Database Automation for the DBA Shortage

By Robert Gardos

September 12, 2008

As the amount of data continues to grow, the need for experienced database administrators (DBAs) is exploding. The U.S. Department of Labor and Statistics reports that employment of DBAs is expected to grow significantly and outpace the growth of all other occupations through 2016. The DBA has a very specific, technical set of skills that makes the position one of the most difficult to fill in the datacenter. With only a handful of skilled database administrators, many companies will struggle to meet this demand.

Database automation is going to play a much greater role for future success. By implementing database automation technologies, DBAs can focus on strategic issues and allow junior staff to perform tasks traditionally executed by more skilled workers. This is a win-win situation for business decision makers; the highly skilled DBAs can focus on revenue-generating strategy, while the less skilled employees can maintain compliance metrics and best practices.

According to the leading analysts, DBAs spend the vast majority of their time performing mundane tasks that focus on keeping the ship afloat. Senior DBAs have been reduced to robot operators, following run books, escalating to support, and constantly reacting to the latest wave of fires. When you consider that these are your data people and the importance of understanding your data can mean a company’s success or failure, it is surprising that so little has been done to change this situation, especially considering the following:

  • The number of databases and amount of data tracked is growing, and growing fast.
  • Database environments are getting more complex as the number of databases and amount of data within those databases continue to increase. Combined with hundreds of different patch levels, the introduction of new versions and security updates, it’s all DBAs can do to keep up with their job.
  • The DBA is a high-turnover position. Nearly half of all DBAs will leave their job within 24 months. Additionally, the DBA is one of the most difficult positions for an organization to replace.

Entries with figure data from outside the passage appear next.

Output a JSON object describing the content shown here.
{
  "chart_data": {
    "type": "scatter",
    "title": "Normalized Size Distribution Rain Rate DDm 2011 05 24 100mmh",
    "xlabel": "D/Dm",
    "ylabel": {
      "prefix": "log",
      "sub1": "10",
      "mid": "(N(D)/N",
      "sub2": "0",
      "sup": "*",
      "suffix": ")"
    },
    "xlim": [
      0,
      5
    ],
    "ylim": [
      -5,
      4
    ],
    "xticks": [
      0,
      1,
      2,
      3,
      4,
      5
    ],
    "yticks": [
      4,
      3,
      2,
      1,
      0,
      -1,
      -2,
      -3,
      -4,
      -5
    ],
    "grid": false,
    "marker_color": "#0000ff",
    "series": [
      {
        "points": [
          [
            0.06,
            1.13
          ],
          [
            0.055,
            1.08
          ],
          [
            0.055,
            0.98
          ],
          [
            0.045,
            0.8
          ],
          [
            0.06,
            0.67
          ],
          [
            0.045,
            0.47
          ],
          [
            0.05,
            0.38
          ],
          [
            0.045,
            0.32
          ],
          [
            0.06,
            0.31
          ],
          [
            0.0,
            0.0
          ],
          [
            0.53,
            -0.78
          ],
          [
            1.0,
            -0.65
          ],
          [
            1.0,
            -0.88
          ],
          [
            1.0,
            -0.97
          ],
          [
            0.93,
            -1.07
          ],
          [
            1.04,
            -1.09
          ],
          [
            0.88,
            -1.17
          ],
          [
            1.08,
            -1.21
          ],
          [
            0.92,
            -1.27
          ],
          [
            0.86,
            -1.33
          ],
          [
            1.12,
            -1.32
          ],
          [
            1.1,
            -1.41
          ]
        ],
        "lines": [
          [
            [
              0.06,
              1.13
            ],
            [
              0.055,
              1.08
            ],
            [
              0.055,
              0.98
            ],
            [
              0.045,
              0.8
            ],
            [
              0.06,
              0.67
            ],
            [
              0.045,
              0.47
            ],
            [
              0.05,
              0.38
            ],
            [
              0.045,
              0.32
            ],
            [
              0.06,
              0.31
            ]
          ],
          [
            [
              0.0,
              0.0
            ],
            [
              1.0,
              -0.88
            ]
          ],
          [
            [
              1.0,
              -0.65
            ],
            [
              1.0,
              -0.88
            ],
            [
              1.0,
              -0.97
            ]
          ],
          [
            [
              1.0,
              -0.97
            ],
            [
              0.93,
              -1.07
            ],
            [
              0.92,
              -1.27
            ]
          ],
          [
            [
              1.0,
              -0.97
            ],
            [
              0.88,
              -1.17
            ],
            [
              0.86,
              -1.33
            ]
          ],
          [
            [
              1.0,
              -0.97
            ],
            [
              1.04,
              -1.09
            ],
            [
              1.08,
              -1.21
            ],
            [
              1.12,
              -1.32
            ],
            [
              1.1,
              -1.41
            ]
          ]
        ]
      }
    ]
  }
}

With these concerns and the U.S. Department of Labor and Statistics reporting that the “database administrators occupation is expected to grow 37 percent,” how will you prepare for the demand? As the amount of data under management and the standards by which that data is managed are exponentially increasing, companies have no choice but to alter the way they manage information. Automation is the answer.

While automation has spread widely across the datacenter, DBAs have yet to apply these principles to the database. Companies need to implement a centralized, automated mechanism to manage their databases. With automation tools, senior DBAs are free to stop “pushing buttons.” They can give the repetitive tasks to less skilled workers and focus more on strategy and revenue-generating practices. Meanwhile, mid-level workers can take on roles that were traditionally reserved for the IT industry experts. Because automation eliminates human error, business leaders can be assured that jobs are performed to their satisfaction.

Once the power of automation is realized, the implementation begins. The first step toward implementing a complete automation solution is creating an extensible and maintainable framework. This framework must be able to handle several system requirements, such as deploying an entity to a server, executing a script in the context of a database object, and removing the database object. However, it is quite challenging to create a framework that is adaptable enough to manage complex databases and is easy to use. Interacting with a complex application, such as Oracle DBMS or Microsoft SQL Server, requires running several commands, each with unique arguments and each in a unique way to determine if the task was successful or not. Frequently, running these specific commands requires the execution of additional commands just to judge the results of a prior act. The framework must be able to deal with these interactions independent of the architecture (e.g., clustered, non-clustered) and environment (e.g., different operation systems, different database versions, etc.).

Each organization also has customizations beyond the scope of managing the actual database application that must be integrated into the automation framework. These requirements can exceed the complexity of the core database automation. In many cases, organizations can leverage preexisting work to ensure this logic is incorporated into the activities being automated.

It’s not a good use of time or money to design or implement your own automation framework and scripts to manage the database. It’s also unlikely you are the only candidate for automation, so if you are considering automation, it’s best to buy rather than build this aspect of your infrastructure. There are solutions that have this framework and come with pre-built automation that understands and adapts to database versions, operating systems and architecture. There is a constant stream of work required to update an automation framework based on new requirements. Beyond that, the actual code used to call out to the managed applications is fluid, due to the managed software updates.

Implementing an automation process for your DBAs to manage is a win-win solution for business decision makers. It allows the highly skilled DBAs to focus on revenue-generating strategy, while the less skilled employees maintain compliance metrics and best practices. If companies are able to adopt an automation strategy into the mix, they will be able to leverage the skills of their existing staff, without hiring additional staff in the coming years. Given that the U.S. Department of Labor and Statistics has predicted that employment of DBAs is expected to grow “much faster than average,” demand for this type of skilled worker is very high and qualified candidates will demand highly competitive salary and benefit packages. Why not make them as efficient as they can be? Now is the time for organizations to consider automation as an essential part of running an effective database environment.